Longtemps phare et miroir de la presse proche-orientale à l’époque du Liban insouciant et riche, cultivé, envié, parfois arrogant ou seulement orgueilleux, et pourtant déjà fragile, L’Orient-Le Jour nous donne encore, comme dans le cas du présent article, matière à réflexion aussi bien qu’une information généraliste où l’on puisera ce que bon nous semblera. En tout cas, s’en dégage, à l’heure du drame qui secoue la région, déjà frappée de tant de malheurs, une connotation bien différente de l’atmosphère régnante dans notre Occident (encore) puissant, insouciant, ouvert à toutes les formes du déclin, de la vanité servile et de la décadence, au moment où, justement, sur lui aussi, à son tour, s’accumulent des périls dont il n’a qu’une très faible conscience.
Plus de 11 000 morts et on n’a pas fini de compter. La Terre a tremblé en son point le plus meurtri, à la croisée du Sud turc, exposé à une grave crise de réfugiés, et du Nord syrien, déjà ébranlé par 12 ans de guerre. Elle s’y est prise en pleine tempête de neige, n’a demandé la permission de personne. Elle ne l’a pas fait exprès. Telle est sa cruelle innocence. Aussitôt, les bigots ont brandi leurs versets et leurs sourates : « Si la Terre est secouée de son tremblement et qu’alors elle expulse ce qui lui pèse, et que l’homme se demande : qu’a-t-elle ? Ce jour-là, elle se raconte et dit ce que ton Dieu lui a inspiré. Ce jour-là, les hommes verront leurs actes et ainsi, celui qui fait le poids d’un atome de bien le verra et celui qui fait le poids d’un atome de mal le verra », est-il écrit dans le saint Coran. Mais celui qui dégaine ces citations, « ce qu’il peut être agaçant », comme dit, dans L’Étoile mystérieuse, Tintin poursuivi par le prédicateur Philippulus qui le harcèle avec ses sombres prophéties en jouant du gong : « C’est le châtiment ! Faites pénitence !… La fin des temps est venue ! » À mille lieues de ces autoflagellations, on préférera la dérision d’Huguette Caland qui, évoquant l’un de ces séismes familiers à sa Californie d’adoption, s’exclamait : « La Terre tremblait, et c’était comme un orgasme de la Terre. » Orgasme meurtrier, sans doute, mais le point de vue de l’artiste a au moins le mérite de neutraliser le délire eschatologique que déchaîne systématiquement, surtout dans nos régions, toute catastrophe naturelle. Qui dira aux malheureux dont les familles gisent sous sept étages effondrés qu’ils n’y sont pour rien ? À l’homme au regard vide qui refuse de lâcher la main de son enfant morte enfouie sous les décombres ? À cet autre qui tente de donner du courage à un gamin suspendu dans le vide en lui faisant réciter des prières ? Non, il n’y a aucun lien entre les peccadilles humaines et l’extraordinaire puissance de la Terre. Il n’y a que des malheurs qui entraînent des malheurs. Des bâtiments déjà fragilisés par les bombardements aux barils de nitrate – suivez notre regard – et des bâtiments construits sur des lignes de faille, sans respect des normes antisismiques, par pauvreté, par ignorance ou les deux à la fois, destinés à s’effondrer à la moindre secousse. Que serait-ce sous l’effet d’un séisme de 7,8 ?

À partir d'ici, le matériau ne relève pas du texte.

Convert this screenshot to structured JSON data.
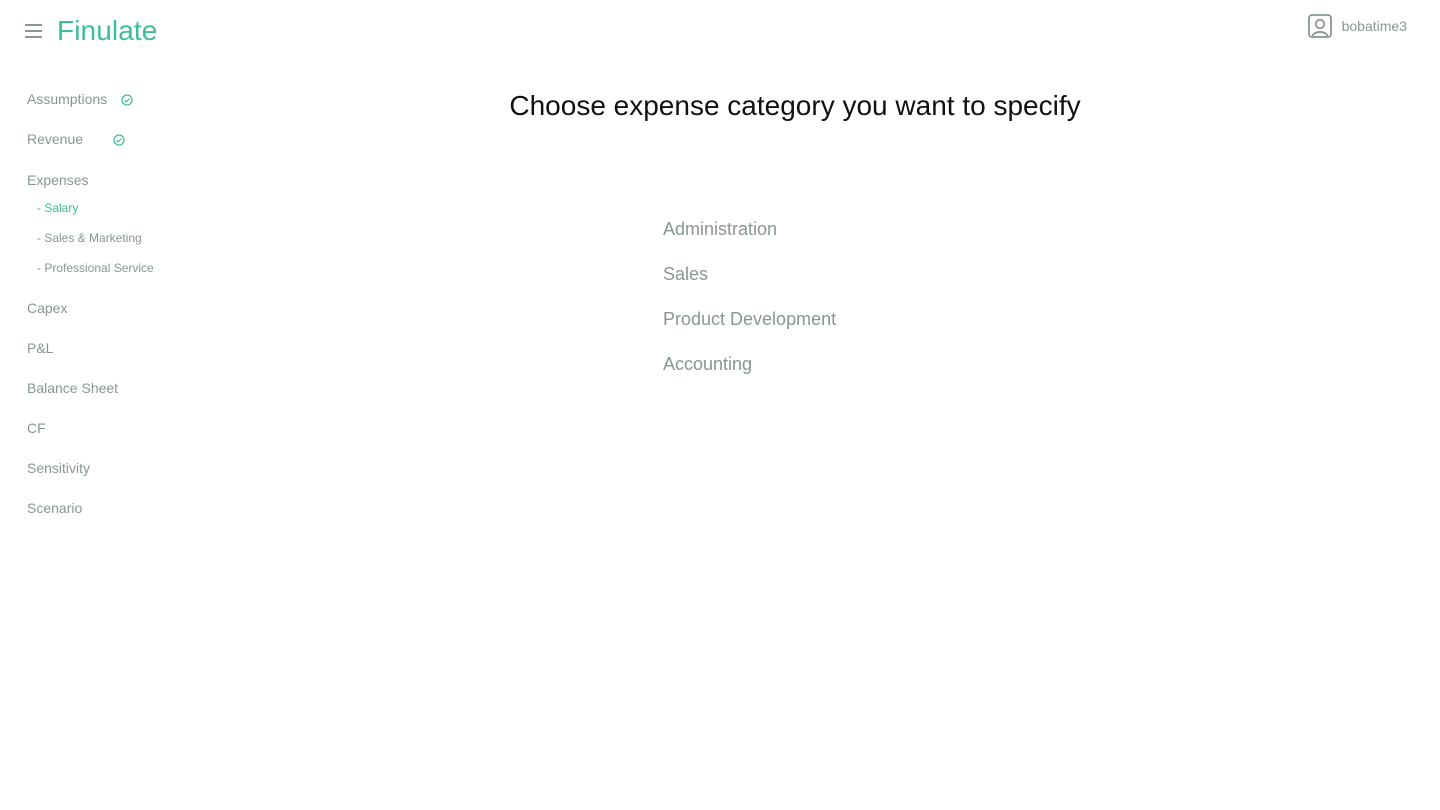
{
  "app": {
    "brand": "Finulate",
    "accent_color": "#3dbe98"
  },
  "header": {
    "menu_icon": "hamburger-menu-icon",
    "user_icon": "user-avatar-icon",
    "username": "bobatime3"
  },
  "sidebar": {
    "items": [
      {
        "label": "Assumptions",
        "completed": true
      },
      {
        "label": "Revenue",
        "completed": true
      },
      {
        "label": "Expenses",
        "completed": false
      },
      {
        "label": "Capex",
        "completed": false
      },
      {
        "label": "P&L",
        "completed": false
      },
      {
        "label": "Balance Sheet",
        "completed": false
      },
      {
        "label": "CF",
        "completed": false
      },
      {
        "label": "Sensitivity",
        "completed": false
      },
      {
        "label": "Scenario",
        "completed": false
      }
    ],
    "expenses_subitems": [
      {
        "label": "- Salary",
        "active": true
      },
      {
        "label": "- Sales & Marketing",
        "active": false
      },
      {
        "label": "- Professional Service",
        "active": false
      }
    ],
    "check_icon": "check-circle-icon"
  },
  "main": {
    "title": "Choose expense category you want to specify",
    "categories": [
      "Administration",
      "Sales",
      "Product Development",
      "Accounting"
    ]
  }
}
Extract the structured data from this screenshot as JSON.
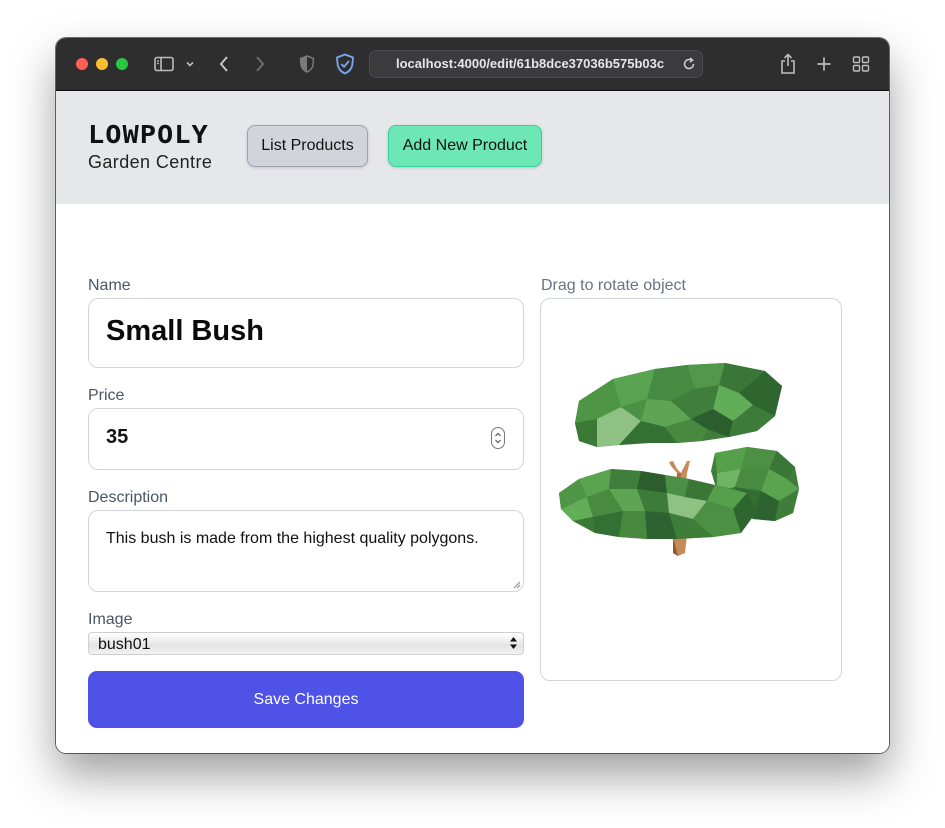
{
  "browser": {
    "url": "localhost:4000/edit/61b8dce37036b575b03c"
  },
  "header": {
    "logo_title": "LOWPOLY",
    "logo_subtitle": "Garden Centre",
    "list_products_label": "List Products",
    "add_product_label": "Add New Product"
  },
  "form": {
    "name_label": "Name",
    "name_value": "Small Bush",
    "price_label": "Price",
    "price_value": "35",
    "description_label": "Description",
    "description_value": "This bush is made from the highest quality polygons.",
    "image_label": "Image",
    "image_selected": "bush01",
    "save_label": "Save Changes"
  },
  "viewer": {
    "label": "Drag to rotate object"
  },
  "icons": {
    "sidebar": "sidebar-icon",
    "back": "chevron-left-icon",
    "forward": "chevron-right-icon",
    "privacy": "shield-icon",
    "reload": "reload-icon",
    "share": "share-icon",
    "new_tab": "plus-icon",
    "tabs": "tab-overview-icon"
  },
  "colors": {
    "header_bg": "#e5e7eb",
    "list_button": "#d1d5db",
    "add_button": "#6ee7b7",
    "save_button": "#4f52e6"
  }
}
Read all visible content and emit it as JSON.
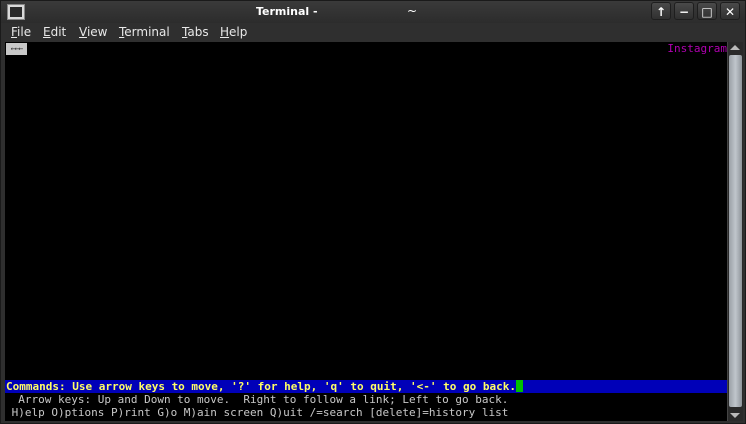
{
  "window": {
    "title": "Terminal -",
    "subtitle": "~",
    "buttons": {
      "up_icon": "↑",
      "minimize_icon": "−",
      "maximize_icon": "□",
      "close_icon": "✕"
    }
  },
  "menubar": {
    "items": [
      {
        "first": "F",
        "rest": "ile"
      },
      {
        "first": "E",
        "rest": "dit"
      },
      {
        "first": "V",
        "rest": "iew"
      },
      {
        "first": "T",
        "rest": "erminal"
      },
      {
        "first": "T",
        "rest": "abs"
      },
      {
        "first": "H",
        "rest": "elp"
      }
    ]
  },
  "terminal": {
    "back_mark": "←←←",
    "page_title": "Instagram",
    "status_line": "Commands: Use arrow keys to move, '?' for help, 'q' to quit, '<-' to go back.",
    "help_line_1": "  Arrow keys: Up and Down to move.  Right to follow a link; Left to go back.",
    "help_line_2": " H)elp O)ptions P)rint G)o M)ain screen Q)uit /=search [delete]=history list"
  },
  "colors": {
    "terminal_bg": "#000000",
    "status_bg": "#0000b8",
    "status_fg": "#ffff66",
    "page_title_fg": "#b000b0",
    "cursor": "#00c000"
  }
}
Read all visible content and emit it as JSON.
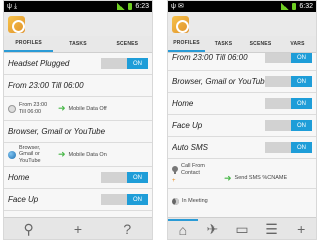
{
  "left": {
    "status_time": "6:23",
    "tabs": [
      "PROFILES",
      "TASKS",
      "SCENES"
    ],
    "rows": {
      "headset": "Headset Plugged",
      "from": "From 23:00 Till 06:00",
      "from_cond": "From 23:00 Till 06:00",
      "from_action": "Mobile Data Off",
      "browser": "Browser, Gmail or YouTube",
      "browser_cond": "Browser, Gmail or YouTube",
      "browser_action": "Mobile Data On",
      "home": "Home",
      "face": "Face Up"
    },
    "toggle_on": "ON",
    "bottom": [
      "⚲",
      "+",
      "?"
    ]
  },
  "right": {
    "status_time": "6:32",
    "tabs": [
      "PROFILES",
      "TASKS",
      "SCENES",
      "VARS"
    ],
    "rows": {
      "from": "From 23:00 Till 06:00",
      "browser": "Browser, Gmail or YouTube",
      "home": "Home",
      "face": "Face Up",
      "autosms": "Auto SMS",
      "call_cond": "Call From Contact",
      "sms_action": "Send SMS %CNAME",
      "meeting": "In Meeting"
    },
    "toggle_on": "ON",
    "bottom": [
      "⌂",
      "✈",
      "▭",
      "☰",
      "+"
    ]
  }
}
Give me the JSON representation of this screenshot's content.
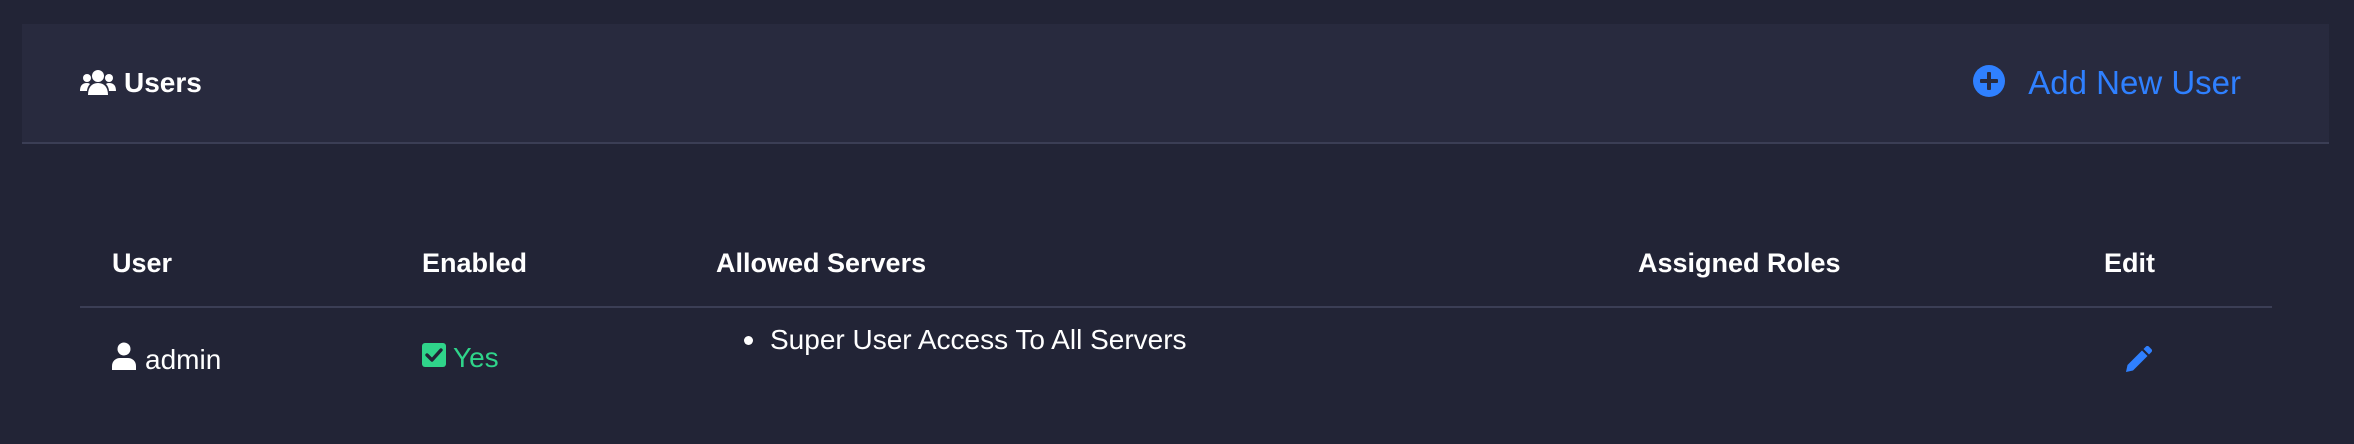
{
  "header": {
    "title": "Users",
    "title_icon": "users-icon",
    "add_button_label": "Add New User",
    "add_button_icon": "plus-circle-icon"
  },
  "table": {
    "columns": [
      "User",
      "Enabled",
      "Allowed Servers",
      "Assigned Roles",
      "Edit"
    ],
    "rows": [
      {
        "user": "admin",
        "user_icon": "user-icon",
        "enabled": "Yes",
        "enabled_icon": "check-square-icon",
        "allowed_servers": [
          "Super User Access To All Servers"
        ],
        "assigned_roles": "",
        "edit_icon": "pencil-icon"
      }
    ]
  },
  "colors": {
    "background": "#222436",
    "header_background": "#282a3e",
    "accent": "#2f80ff",
    "success": "#2fd48a",
    "divider": "#3b3e55"
  }
}
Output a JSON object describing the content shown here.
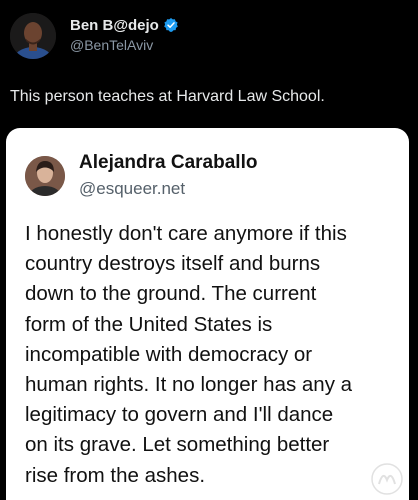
{
  "author": {
    "display_name": "Ben B@dejo",
    "handle": "@BenTelAviv",
    "avatar_icon": "avatar-photo",
    "verified_icon": "verified-badge-icon",
    "verified_color": "#1d9bf0"
  },
  "tweet": {
    "text": "This person teaches at Harvard Law School."
  },
  "quoted": {
    "display_name": "Alejandra Caraballo",
    "handle": "@esqueer.net",
    "avatar_icon": "avatar-photo",
    "body_lines": [
      "I honestly don't care anymore if this",
      "country destroys itself and burns",
      "down to the ground. The current",
      "form of the United States is",
      "incompatible with democracy or",
      "human rights. It no longer has any a",
      "legitimacy to govern and I'll dance",
      "on its grave. Let something better",
      "rise from the ashes."
    ]
  },
  "watermark": {
    "icon": "watermark-logo-icon"
  },
  "colors": {
    "background": "#000000",
    "card": "#ffffff",
    "primary_text": "#e7e9ea",
    "secondary_text": "#8b98a5",
    "quote_text": "#111111"
  }
}
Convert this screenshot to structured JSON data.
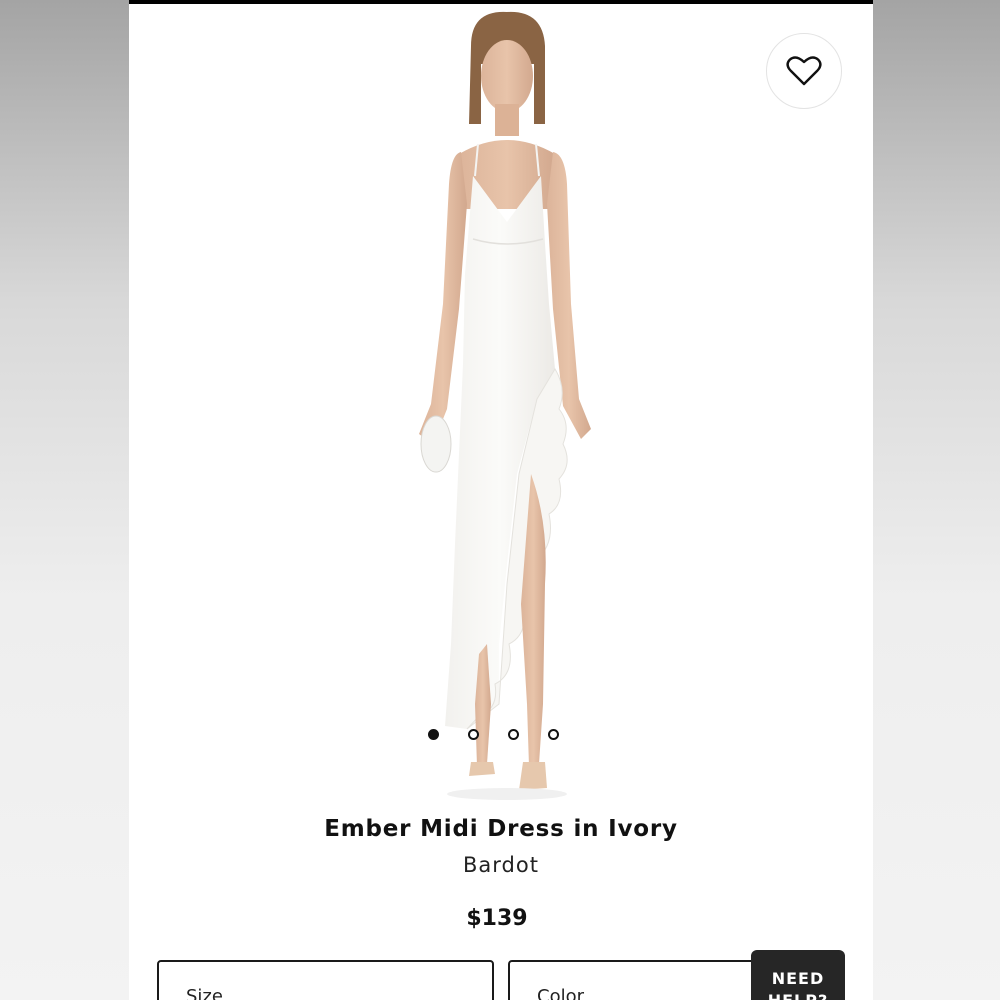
{
  "product": {
    "title": "Ember Midi Dress in Ivory",
    "brand": "Bardot",
    "price": "$139"
  },
  "favorite": {
    "icon": "heart-outline-icon"
  },
  "gallery": {
    "image_count": 4,
    "active_index": 0
  },
  "options": {
    "size_label": "Size",
    "color_label": "Color"
  },
  "help_button": {
    "line1": "NEED",
    "line2": "HELP?"
  },
  "colors": {
    "background": "#ffffff",
    "text": "#111111",
    "help_button": "#262626"
  }
}
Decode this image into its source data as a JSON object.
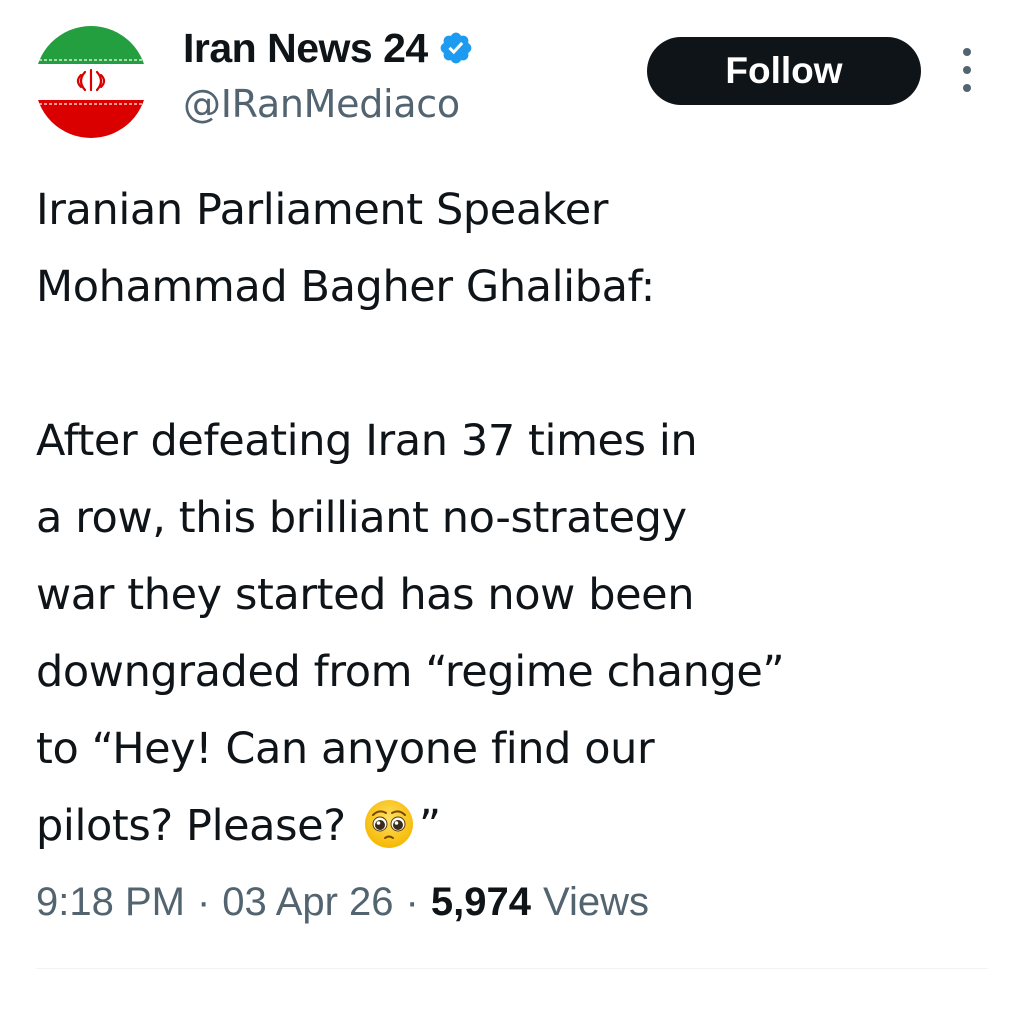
{
  "author": {
    "display_name": "Iran News 24",
    "handle": "@IRanMediaco",
    "avatar_icon": "iran-flag-avatar",
    "verified_icon": "verified-badge-icon",
    "verified_color": "#1d9bf0"
  },
  "actions": {
    "follow_label": "Follow",
    "more_icon": "more-options-icon"
  },
  "tweet": {
    "lines_a": [
      "Iranian Parliament Speaker",
      "Mohammad Bagher Ghalibaf:"
    ],
    "lines_b": [
      "After defeating Iran 37 times in",
      "a row, this brilliant no-strategy",
      "war they started has now been",
      "downgraded from “regime change”",
      "to “Hey! Can anyone find our"
    ],
    "last_line_text": "pilots? Please?",
    "emoji_icon": "pleading-face-emoji",
    "last_line_close": "”"
  },
  "meta": {
    "time": "9:18 PM",
    "separator": "·",
    "date": "03 Apr 26",
    "views_count": "5,974",
    "views_label": "Views"
  },
  "colors": {
    "text_primary": "#0f1419",
    "text_secondary": "#536471",
    "follow_bg": "#0f1419",
    "follow_text": "#ffffff",
    "flag_green": "#239f40",
    "flag_white": "#ffffff",
    "flag_red": "#da0000"
  }
}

Après les prophètes, les profiteurs : de même que, le 4 août 2020, le président du moment et le chef du divin parti se réjouissaient à l’idée que la double explosion au port de Beyrouth « sortirait le Liban de son isolement », autrement dit ferait affluer, pour les besoins de la reconstruction, les dollars introuvables, voilà Assad qui se frotte les mains à la perspective des aides que la communauté internationale ne manquera pas d’envoyer. À ce propos, il est intéressant d’écouter l’analyse de l’ancien pensionnaire des prisons syriennes Omar el-Shoghre, détenu à l’âge de 15 ans et torturé trois ans durant pour avoir participé à une manifestation antirégime : « Les sanctions imposées au régime syrien n’affectent pas l’entrée des aides humanitaire au peuple syrien à l’intérieur ou à l’extérieur des zones de contrôle du régime », affirme-t-il. En revanche, il martèle que le régime syrien va profiter de ce nouveau malheur pour « tenter de lever les sanctions qui lui sont imposées afin de pouvoir continuer à financer la machine à tuer qui a coûté la vie à un million de Syriens, déplacé la moitié de la population et continue de torturer plus de 100 000 détenus ». Difficile, par ailleurs, de concevoir qu’un régime qui s’est tant acharné à massacrer ses opposants facilite l’arrivée des aides dans des régions qui lui sont hostiles. Pourquoi, par ailleurs, ne sommes-nous pas surpris d’apprendre qu’une délégation ministérielle libanaise s’est rendue en Syrie pour exprimer sa solidarité au président, présenter ses condoléances et proposer… un soutien humanitaire ?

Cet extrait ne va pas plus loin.